反应的最小能量路径(MEP),CF(3)CHFCF(3) + H → 过渡态(TS)→ CF(3)CFCF(3) + H(2),已经在不同的从头算水平和密度泛函理论(DFT)下使用不同的泛函进行了计算。所计算的 B3LYP/6-31++G**、BH&HLYP/cc-pVDZ、BMK/6-31++G**、M05/6-31+G**、M05-2X/6-31+G**、UMP2/6-31++G**、PUMP2/6-31++G**//UMP2/6-31++G**、RCCSD(T)/aug-cc-pVDZ//UMP2/6-31++G**、RCCSD(T)/aug-cc-pVTZ(spd,sp)//UMP2//6-31++G**、RCCSD(T)/CBS//M05/6-31+G和 RCCSD(T)/CBS//UMP2/6-31++G MEP,以及相关的梯度和 Hessian,用于基于过渡态理论(TST)的反应速率系数计算。在不同的 TST 水平下,在 300 到 1500 K 的温度范围内计算了反应速率系数,其中包括常规 TST、正则变分 TST(CVT)和改进 CVT(ICVT),以及不同的隧道校正,即 Wigner、零曲率和小曲率(SCT)。在不同的从头算、DFT 和 TST 水平上计算的反应速率系数与 1000-1200 K 温度范围内可用的实验值进行了比较。

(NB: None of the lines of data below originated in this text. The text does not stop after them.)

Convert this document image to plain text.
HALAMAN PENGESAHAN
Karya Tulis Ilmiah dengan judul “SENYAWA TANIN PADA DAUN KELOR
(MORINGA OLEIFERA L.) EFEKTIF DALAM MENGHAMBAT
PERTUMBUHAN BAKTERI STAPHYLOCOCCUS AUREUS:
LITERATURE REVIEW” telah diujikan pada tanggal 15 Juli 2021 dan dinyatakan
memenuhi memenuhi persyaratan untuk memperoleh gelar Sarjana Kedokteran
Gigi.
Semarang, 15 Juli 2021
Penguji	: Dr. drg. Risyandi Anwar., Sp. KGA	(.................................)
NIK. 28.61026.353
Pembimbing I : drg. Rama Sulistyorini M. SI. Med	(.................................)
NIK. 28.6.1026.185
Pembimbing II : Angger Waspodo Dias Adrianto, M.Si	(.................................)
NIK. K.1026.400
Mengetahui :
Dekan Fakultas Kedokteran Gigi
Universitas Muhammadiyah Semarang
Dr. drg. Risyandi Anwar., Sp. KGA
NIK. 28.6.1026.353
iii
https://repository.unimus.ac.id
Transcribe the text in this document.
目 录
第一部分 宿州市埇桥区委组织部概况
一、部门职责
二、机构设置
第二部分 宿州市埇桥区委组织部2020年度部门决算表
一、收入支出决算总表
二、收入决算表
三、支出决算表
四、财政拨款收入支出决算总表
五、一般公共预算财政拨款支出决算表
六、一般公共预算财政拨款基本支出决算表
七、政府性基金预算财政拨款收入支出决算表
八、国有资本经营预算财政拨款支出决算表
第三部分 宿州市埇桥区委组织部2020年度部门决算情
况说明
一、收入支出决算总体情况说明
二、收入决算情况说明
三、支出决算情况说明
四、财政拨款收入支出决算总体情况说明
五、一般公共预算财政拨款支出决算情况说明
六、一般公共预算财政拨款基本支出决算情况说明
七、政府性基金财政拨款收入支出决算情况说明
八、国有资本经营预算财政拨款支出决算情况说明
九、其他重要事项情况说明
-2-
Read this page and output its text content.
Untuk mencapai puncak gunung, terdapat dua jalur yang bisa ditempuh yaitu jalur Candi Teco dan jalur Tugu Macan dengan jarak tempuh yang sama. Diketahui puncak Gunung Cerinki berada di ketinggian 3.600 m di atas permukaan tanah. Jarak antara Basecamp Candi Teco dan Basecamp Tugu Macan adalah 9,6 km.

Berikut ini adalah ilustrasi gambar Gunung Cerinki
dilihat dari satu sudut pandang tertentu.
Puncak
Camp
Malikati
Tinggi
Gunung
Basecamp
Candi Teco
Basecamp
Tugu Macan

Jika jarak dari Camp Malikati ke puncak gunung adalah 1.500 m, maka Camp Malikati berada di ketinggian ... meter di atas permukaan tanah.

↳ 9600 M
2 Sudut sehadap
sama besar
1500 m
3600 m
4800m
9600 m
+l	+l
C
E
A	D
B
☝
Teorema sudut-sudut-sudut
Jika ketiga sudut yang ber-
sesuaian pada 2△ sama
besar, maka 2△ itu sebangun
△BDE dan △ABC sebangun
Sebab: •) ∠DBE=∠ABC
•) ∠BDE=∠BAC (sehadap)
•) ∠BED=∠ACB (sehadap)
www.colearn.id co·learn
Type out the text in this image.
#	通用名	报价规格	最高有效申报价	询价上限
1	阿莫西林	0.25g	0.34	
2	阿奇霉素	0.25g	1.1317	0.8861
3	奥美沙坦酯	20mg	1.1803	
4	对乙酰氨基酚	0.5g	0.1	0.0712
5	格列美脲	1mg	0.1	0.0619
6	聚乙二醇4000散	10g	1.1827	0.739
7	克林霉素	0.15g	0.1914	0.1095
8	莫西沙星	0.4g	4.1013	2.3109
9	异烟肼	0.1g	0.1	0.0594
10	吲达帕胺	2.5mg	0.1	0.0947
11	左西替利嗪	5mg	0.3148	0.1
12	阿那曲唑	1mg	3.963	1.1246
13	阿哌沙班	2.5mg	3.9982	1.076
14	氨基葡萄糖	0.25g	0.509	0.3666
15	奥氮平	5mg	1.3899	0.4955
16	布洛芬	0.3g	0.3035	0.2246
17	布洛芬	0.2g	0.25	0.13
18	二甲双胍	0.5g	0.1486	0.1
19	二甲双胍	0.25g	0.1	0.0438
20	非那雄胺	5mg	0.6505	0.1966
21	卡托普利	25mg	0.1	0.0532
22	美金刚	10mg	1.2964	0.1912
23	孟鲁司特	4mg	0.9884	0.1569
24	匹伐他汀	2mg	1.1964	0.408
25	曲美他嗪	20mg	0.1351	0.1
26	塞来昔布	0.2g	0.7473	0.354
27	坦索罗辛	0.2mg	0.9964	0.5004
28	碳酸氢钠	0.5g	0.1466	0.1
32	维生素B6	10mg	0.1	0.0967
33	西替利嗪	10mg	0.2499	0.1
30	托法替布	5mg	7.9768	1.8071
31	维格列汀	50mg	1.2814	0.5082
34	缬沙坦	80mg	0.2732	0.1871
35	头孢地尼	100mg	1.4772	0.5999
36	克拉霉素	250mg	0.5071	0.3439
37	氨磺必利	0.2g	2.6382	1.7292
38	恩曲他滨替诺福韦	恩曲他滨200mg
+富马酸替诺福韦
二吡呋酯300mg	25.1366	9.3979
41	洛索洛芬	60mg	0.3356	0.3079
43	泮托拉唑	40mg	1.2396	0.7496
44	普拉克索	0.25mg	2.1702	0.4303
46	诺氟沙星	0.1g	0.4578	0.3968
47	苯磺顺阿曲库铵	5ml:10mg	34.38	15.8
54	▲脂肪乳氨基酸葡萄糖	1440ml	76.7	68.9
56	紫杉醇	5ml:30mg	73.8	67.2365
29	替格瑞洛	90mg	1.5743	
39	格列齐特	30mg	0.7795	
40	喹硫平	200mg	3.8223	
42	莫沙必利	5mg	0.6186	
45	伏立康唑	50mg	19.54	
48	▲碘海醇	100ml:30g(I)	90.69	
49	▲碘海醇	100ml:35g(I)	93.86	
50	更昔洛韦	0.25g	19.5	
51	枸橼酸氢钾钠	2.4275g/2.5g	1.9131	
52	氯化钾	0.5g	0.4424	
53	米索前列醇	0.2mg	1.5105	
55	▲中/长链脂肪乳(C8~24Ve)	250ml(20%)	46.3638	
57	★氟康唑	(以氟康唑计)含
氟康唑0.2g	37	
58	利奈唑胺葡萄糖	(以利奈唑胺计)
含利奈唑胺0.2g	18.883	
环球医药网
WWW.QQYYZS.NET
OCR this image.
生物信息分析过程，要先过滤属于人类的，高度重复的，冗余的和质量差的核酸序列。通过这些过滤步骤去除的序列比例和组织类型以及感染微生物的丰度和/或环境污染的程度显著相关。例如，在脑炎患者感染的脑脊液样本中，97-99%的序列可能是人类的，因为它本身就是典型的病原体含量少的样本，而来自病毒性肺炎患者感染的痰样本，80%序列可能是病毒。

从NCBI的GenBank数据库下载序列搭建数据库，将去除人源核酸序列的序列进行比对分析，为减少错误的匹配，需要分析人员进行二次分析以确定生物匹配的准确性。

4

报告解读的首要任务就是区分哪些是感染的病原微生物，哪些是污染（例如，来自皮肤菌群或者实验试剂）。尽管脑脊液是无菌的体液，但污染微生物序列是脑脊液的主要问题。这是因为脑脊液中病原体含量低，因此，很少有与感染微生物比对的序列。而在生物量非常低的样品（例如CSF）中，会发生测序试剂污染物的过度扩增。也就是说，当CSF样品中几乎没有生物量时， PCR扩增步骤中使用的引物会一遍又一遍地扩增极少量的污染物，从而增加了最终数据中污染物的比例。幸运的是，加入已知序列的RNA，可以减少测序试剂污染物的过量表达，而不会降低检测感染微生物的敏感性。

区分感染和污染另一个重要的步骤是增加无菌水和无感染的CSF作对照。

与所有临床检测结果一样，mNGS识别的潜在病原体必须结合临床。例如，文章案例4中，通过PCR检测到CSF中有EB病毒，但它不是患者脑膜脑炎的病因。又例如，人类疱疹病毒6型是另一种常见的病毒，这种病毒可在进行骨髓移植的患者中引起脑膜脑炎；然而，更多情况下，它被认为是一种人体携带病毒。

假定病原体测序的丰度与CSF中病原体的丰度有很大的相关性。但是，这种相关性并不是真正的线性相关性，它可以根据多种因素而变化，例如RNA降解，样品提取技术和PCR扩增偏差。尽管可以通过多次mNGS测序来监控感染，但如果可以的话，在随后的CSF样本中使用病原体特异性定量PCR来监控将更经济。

基于在 ICVT/SCT 水平上计算的速率系数,这是本研究中使用的最高 TST 水平,BH&HLYP 泛函在所有使用的泛函中表现最好,而 RCCSD(T)/CBS//MP2/6-31++G** 水平在所有使用的从头算水平中表现最好。比较在不同理论水平上计算得到的反应速率系数表明,计算得到的势垒高度对计算得到的反应速率系数的影响最强,这是预期的。在计算得到的速率系数中发现变分效应可以忽略不计。尽管在高温(1500 K)下隧道效应相对较小,但 SCT 校正在低温(300 K)下非常显著,并且势垒高度和虚频的幅度都影响 SCT 校正。